A night at the Fonclea (*)

Luci basse, pareti ruvide, birra tiepida, tavoli sporchi, poca gente. Sul piccolo palcoscenico suonano in cinque: due chitarre, un basso, voce e batteria. E’ una sera come tante. Neanche un fine settimana.  Si sta in scena, si snocciolano i pezzi, si fanno battere le mani agli amici. Non è l’Olimpico, non è Wembley. Stasera  è  una reunion: gente che si è messa a far musica almeno 30 anni fa. Io li guardo, chiudo gli occhi e avverto la loro energia. Me li immagino come avrebbero potuto essere all’inizio, quando il futuro era il possibile e l’unica cosa che veramente contasse era suonare. Non importa dove la musica li avrebbe portati.

Se dovessi far combaciare quelli di allora, con quelli di oggi, farei fatica. Le panzette, i capelli radi, le rughe. I figli, le compagne, le mogli, il mutuo da pagare, la casa fuori città, il lavoro ordinario (che non sempre l’arte ti da da mangiare). Si perchè quando il concerto finisce e ci puoi scambiare due chiacchere, i musicisti sono gente normale.

All’amore mio ha fatto male rincontrarli. Perchè erano amici e rivederli adesso, a distanza di così tanto tempo scattano i brutti pensieri: “La vita va vissuta subito, perchè non la puoi controllare … Ti porta in giro, dove vuole lei..” Eh, sì. Per sempre cristallizzati in quella bolla di tanti anni fa, com’è difficile riconoscersi adesso. Mica si è rimasti uguali. Mica si è rimasti quelli lì di un tempo. Si può fingere. Ma siamo fottuti.

*Il Fonclea è un locale romano, sito a pochi passi da San Pietro, dove si fa musica dal vivo fin dal 1977.

Mark Hollis

Era un crescendo, i rumori della foresta, un barrito (forse) subito incalzato dal battere delle percussioni. Il ritmo diveniva sempre più chiaro, scandito come fosse un metronomo per poi salire e salire, e infine quella voce, mai sentita prima, indefinibile. Il basso, fottuto basso, grattato, sfregato a più non posso. E quella faccia. Sorridente, sardonica, ironica. Un berretto da marinaio, una frangetta, le orecchie a sventola, gli occhiali tondi e scuri. Mark Hollis consegnato alla storia della musica. Con i video negli anni del tripudio della music television, della sperimentazione di nuovi linguaggi e nuovi ingaggi. Quando ideare e realizzare la copertina di un vinile faceva la differenza. Bestie, bestie ovunque. Grandi, piccole, schifose, colorate, notturne. Uno zoo debordante e vitale.
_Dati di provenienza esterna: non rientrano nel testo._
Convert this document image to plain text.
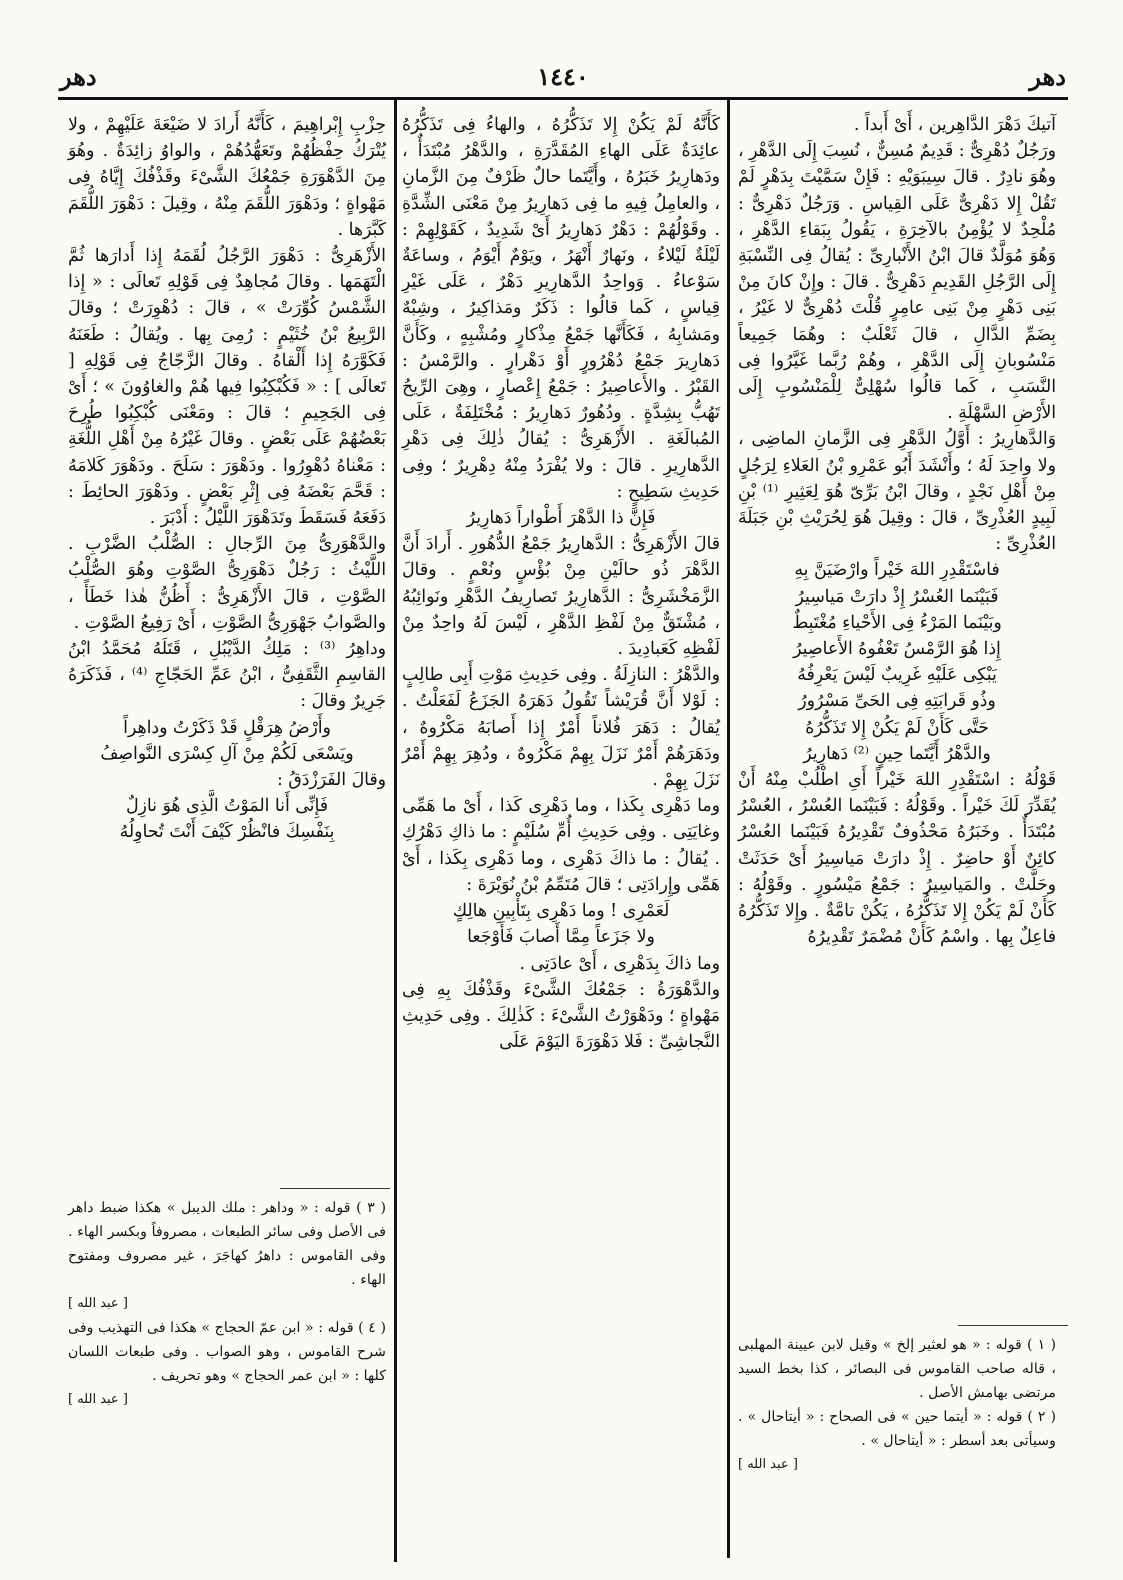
دهر
١٤٤٠
دهر

آتيكَ دَهْرَ الدَّاهِرين ، أَىْ أَبداً .

ورَجُلٌ دُهْرِىٌّ : قَدِيمٌ مُسِنٌّ ، نُسِبَ إِلَى الدَّهْرِ ، وهُوَ نادِرٌ . قالَ سِيبَوَيْهِ : فَإِنْ سَمَّيْتَ بِدَهْرٍ لَمْ تَقُلْ إِلا دَهْرِىٌّ عَلَى القِياسِ . وَرَجُلٌ دَهْرِىٌّ : مُلْحِدٌ لا يُؤْمِنُ بالآخِرَةِ ، يَقُولُ بِبَقاءِ الدَّهْرِ ، وَهُوَ مُوَلَّدٌ قالَ ابْنُ الأَنْبارِىِّ : يُقالُ فِى النِّسْبَةِ إِلَى الرَّجُلِ القَدِيمِ دَهْرِىٌّ . قالَ : وإِنْ كانَ مِنْ بَنِى دَهْرٍ مِنْ بَنِى عامِرٍ قُلْتَ دُهْرِىٌّ لا غَيْرُ ، بِضَمِّ الدَّالِ ، قالَ ثَعْلَبٌ : وهُمَا جَمِيعاً مَنْسُوبانِ إِلَى الدَّهْرِ ، وهُمْ رُبَّما غَيَّرُوا فِى النَّسَبِ ، كَما قالُوا سُهْلِىٌّ لِلْمَنْسُوبِ إِلَى الأَرْضِ السَّهْلَةِ .

وَالدَّهارِيرُ : أَوَّلُ الدَّهْرِ فِى الزَّمانِ الماضِى ، ولا واحِدَ لَهُ ؛ وأَنْشَدَ أَبُو عَمْرِو بْنُ العَلاءِ لِرَجُلٍ مِنْ أَهْلِ نَجْدٍ ، وقالَ ابْنُ بَرِّىّ هُوَ لِعَثِيرِ ⁽¹⁾ بْنِ لَبِيدٍ العُذْرِىِّ ، قالَ : وقِيلَ هُوَ لِحُرَيْثِ بْنِ جَبَلَةَ العُذْرِىِّ :

فاسْتَقْدِرِ اللهَ خَيْراً وارْضَيَنَّ بِهِ

فَبَيْنَما العُسْرُ إِذْ دارَتْ مَياسِيرُ

وبَيْنَما المَرْءُ فِى الأَحْياءِ مُغْتَبِطٌ

إِذا هُوَ الرَّمْسُ تَعْفُوهُ الأَعاصِيرُ

يَبْكِى عَلَيْهِ غَرِيبٌ لَيْسَ يَعْرِفُهُ

وذُو قَرابَتِهِ فِى الحَىِّ مَسْرُورُ

حَتَّى كَأَنْ لَمْ يَكُنْ إِلا تَذَكُّرُهُ

والدَّهْرُ أَيَّتَما حِينٍ ⁽²⁾ دَهارِيرُ

قَوْلُهُ : اسْتَقْدِرِ اللهَ خَيْراً أَىِ اطْلُبْ مِنْهُ أَنْ يُقَدِّرَ لَكَ خَيْراً . وقَوْلُهُ : فَبَيْنَما العُسْرُ ، العُسْرُ مُبْتَدَأٌ . وخَبَرُهُ مَحْذُوفٌ تَقْدِيرُهُ فَبَيْنَما العُسْرُ كائِنٌ أَوْ حاضِرٌ . إِذْ دارَتْ مَياسِيرُ أَىْ حَدَثَتْ وحَلَّتْ . والمَياسِيرُ : جَمْعُ مَيْسُورٍ . وقَوْلُهُ : كَأَنْ لَمْ يَكُنْ إِلا تَذَكُّرُهُ ، يَكُنْ تامَّةٌ . وإِلا تَذَكُّرُهُ فاعِلٌ بِها . واسْمُ كَأَنْ مُضْمَرٌ تَقْدِيرُهُ

كَأَنَّهُ لَمْ يَكُنْ إِلا تَذَكُّرُهُ ، والهاءُ فِى تَذَكُّرُهُ عائِدَةٌ عَلَى الهاءِ المُقَدَّرَةِ ، والدَّهْرُ مُبْتَدَأٌ ، ودَهارِيرُ خَبَرُهُ ، وأَيَّتَما حالٌ ظَرْفٌ مِنَ الزَّمانِ ، والعامِلُ فِيهِ ما فِى دَهارِيرُ مِنْ مَعْنَى الشِّدَّةِ . وقَوْلُهُمْ : دَهْرٌ دَهارِيرُ أَىْ شَدِيدٌ ، كَقَوْلِهِمْ : لَيْلَةٌ لَيْلاءُ ، ونَهارٌ أَنْهَرُ ، ويَوْمٌ أَيْوَمُ ، وساعَةٌ سَوْعاءُ . وَواحِدُ الدَّهارِيرِ دَهْرٌ ، عَلَى غَيْرِ قِياسٍ ، كَما قالُوا : ذَكَرٌ ومَذاكِيرُ ، وشِبْهٌ ومَشابِهُ ، فَكَأَنَّها جَمْعُ مِذْكارٍ ومُشْبِهٍ ، وكَأَنَّ دَهارِيرَ جَمْعُ دُهْرُورٍ أَوْ دَهْرارٍ . والرَّمْسُ : القَبْرُ . والأَعاصِيرُ : جَمْعُ إِعْصارٍ ، وهِىَ الرِّيحُ تَهُبُّ بِشِدَّةٍ . ودُهُورٌ دَهارِيرُ : مُخْتَلِفَةٌ ، عَلَى المُبالَغَةِ . الأَزْهَرِىُّ : يُقالُ ذٰلِكَ فِى دَهْرِ الدَّهارِيرِ . قالَ : ولا يُفْرَدُ مِنْهُ دِهْرِيرٌ ؛ وفِى حَدِيثِ سَطِيحٍ :

فَإِنَّ ذا الدَّهْرَ أَطْواراً دَهارِيرُ

قالَ الأَزْهَرِىُّ : الدَّهارِيرُ جَمْعُ الدُّهُورِ . أَرادَ أَنَّ الدَّهْرَ ذُو حالَيْنِ مِنْ بُؤْسٍ ونُعْمٍ . وقالَ الزَّمَخْشَرِىُّ : الدَّهارِيرُ تَصارِيفُ الدَّهْرِ ونَوائِبُهُ ، مُشْتَقٌّ مِنْ لَفْظِ الدَّهْرِ ، لَيْسَ لَهُ واحِدٌ مِنْ لَفْظِهِ كَعَبادِيدَ .

والدَّهْرُ : النازِلَةُ . وفِى حَدِيثِ مَوْتِ أَبِى طالِبٍ : لَوْلا أَنَّ قُرَيْشاً تَقُولُ دَهَرَهُ الجَزَعُ لَفَعَلْتُ . يُقالُ : دَهَرَ فُلاناً أَمْرٌ إِذا أَصابَهُ مَكْرُوهٌ ، ودَهَرَهُمْ أَمْرٌ نَزَلَ بِهِمْ مَكْرُوهٌ ، ودُهِرَ بِهِمْ أَمْرٌ نَزَلَ بِهِمْ .

وما دَهْرِى بِكَذا ، وما دَهْرِى كَذا ، أَىْ ما هَمِّى وغايَتِى . وفِى حَدِيثِ أُمِّ سُلَيْمٍ : ما ذاكِ دَهْرُكِ . يُقالُ : ما ذاكَ دَهْرِى ، وما دَهْرِى بِكَذا ، أَىْ هَمِّى وإِرادَتِى ؛ قالَ مُتَمِّمُ بْنُ نُوَيْرَةَ :

لَعَمْرِى ! وما دَهْرِى بِتَأْبِينِ هالِكٍ

ولا جَزَعاً مِمَّا أَصابَ فَأَوْجَعا

وما ذاكَ بِدَهْرِى ، أَىْ عادَتِى .

والدَّهْوَرَةُ : جَمْعُكَ الشَّىْءَ وقَذْفُكَ بِهِ فِى مَهْواةٍ ؛ ودَهْوَرْتُ الشَّىْءَ : كَذٰلِكَ . وفِى حَدِيثِ النَّجاشِىِّ : فَلا دَهْوَرَةَ اليَوْمَ عَلَى

حِزْبِ إِبْراهِيمَ ، كَأَنَّهُ أَرادَ لا ضَيْعَةَ عَلَيْهِمْ ، ولا يُتْرَكُ حِفْظُهُمْ وتَعَهُّدُهُمْ ، والواوُ زائِدَةٌ . وهُوَ مِنَ الدَّهْوَرَةِ جَمْعُكَ الشَّىْءَ وقَذْفُكَ إِيَّاهُ فِى مَهْواةٍ ؛ ودَهْوَرَ اللُّقَمَ مِنْهُ ، وقِيلَ : دَهْوَرَ اللُّقَمَ كَبَّرَها .

الأَزْهَرِىُّ : دَهْوَرَ الرَّجُلُ لُقَمَهُ إِذا أَدارَها ثُمَّ الْتَهَمَها . وقالَ مُجاهِدٌ فِى قَوْلِهِ تَعالَى : « إِذا الشَّمْسُ كُوِّرَتْ » ، قالَ : دُهْوِرَتْ ؛ وقالَ الرَّبِيعُ بْنُ خُثَيْمٍ : رُمِىَ بِها . ويُقالُ : طَعَنَهُ فَكَوَّرَهُ إِذا أَلْقاهُ . وقالَ الزَّجّاجُ فِى قَوْلِهِ [ تَعالَى ] : « فَكُبْكِبُوا فِيها هُمْ والغاوُونَ » ؛ أَىْ فِى الجَحِيمِ ؛ قالَ : ومَعْنَى كُبْكِبُوا طُرِحَ بَعْضُهُمْ عَلَى بَعْضٍ . وقالَ غَيْرُهُ مِنْ أَهْلِ اللُّغَةِ : مَعْناهُ دُهْوِرُوا . ودَهْوَرَ : سَلَحَ . ودَهْوَرَ كَلامَهُ : قَحَّمَ بَعْضَهُ فِى إِثْرِ بَعْضٍ . ودَهْوَرَ الحائِطَ : دَفَعَهُ فَسَقَطَ وتَدَهْوَرَ اللَّيْلُ : أَدْبَرَ .

والدَّهْوَرِىُّ مِنَ الرِّجالِ : الصُّلْبُ الضَّرْبِ . اللَّيْثُ : رَجُلٌ دَهْوَرِىُّ الصَّوْتِ وهُوَ الصُّلْبُ الصَّوْتِ ، قالَ الأَزْهَرِىُّ : أَظُنُّ هٰذا خَطَأً ، والصَّوابُ جَهْوَرِىُّ الصَّوْتِ ، أَىْ رَفِيعُ الصَّوْتِ .

وداهِرُ ⁽³⁾ : مَلِكُ الدَّيْبُلِ ، قَتَلَهُ مُحَمَّدُ ابْنُ القاسِمِ الثَّقَفِىُّ ، ابْنُ عَمِّ الحَجّاجِ ⁽⁴⁾ ، فَذَكَرَهُ جَرِيرٌ وقالَ :

وأَرْضُ هِرَقْلٍ قَدْ ذَكَرْتُ وداهِراً

ويَسْعَى لَكُمْ مِنْ آلِ كِسْرَى النَّواصِفُ

وقالَ الفَرَزْدَقُ :

فَإِنِّى أَنا المَوْتُ الَّذِى هُوَ نازِلٌ

بِنَفْسِكَ فانْظُرْ كَيْفَ أَنْتَ تُحاوِلُهُ

( ١ ) قوله : « هو لعثير إلخ » وقيل لابن عيينة المهلبى ، قاله صاحب القاموس فى البصائر ، كذا بخط السيد مرتضى بهامش الأصل .

( ٢ ) قوله : « أيتما حين » فى الصحاح : « أيتاحال » . وسيأتى بعد أسطر : « أيتاحال » .

[ عبد الله ]

( ٣ ) قوله : « وداهر : ملك الديبل » هكذا ضبط داهر فى الأصل وفى سائر الطبعات ، مصروفاً وبكسر الهاء . وفى القاموس : داهرُ كهاجَرَ ، غير مصروف ومفتوح الهاء .

[ عبد الله ]

( ٤ ) قوله : « ابن عمّ الحجاج » هكذا فى التهذيب وفى شرح القاموس ، وهو الصواب . وفى طبعات اللسان كلها : « ابن عمر الحجاج » وهو تحريف .

[ عبد الله ]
Tutto questo è rimasto in un cassetto per decenni. La vita ti spinge avanti, ti allontana dalla tua adolescenza, dalle scoperte, dai tuoi sogni. Io che mi ingegnavo a registrare su nastro i brani trasmessi alla radio. Che chiamavo il mio amico fidato quando passavano quel video alla tv “such a shame” (corri, corri che ci sono i Talk Talk!). Quelle onde sonore, quel piacere di ascoltare. Anche senza capire. In fondo vivevamo in un altro mondo, inconsapevoli di quello che ci attendeva, di quella cosa vaga chiamata futuro. Non era meglio il presente che ci scivolava addosso, senza pretese, senza possibilità di fuga?

Tutto è finito e compiuto, in un certo senso. Gioia di vivere, di creare. Gioia di indossare abiti nuovi, di piacere alle ragazze, di provare un nuovo taglio di capelli. Caro Mark, io che ti pensavo eterno eterno e sempre uguale,  fermo in un fotogramma a lanciare i dadi contro il cielo plumbeo della lontana Inghilterra. Ti ho voluto un sacco bene, a mio modo. Grazie per i giorni passati, che non torneranno, con quella musica in testa.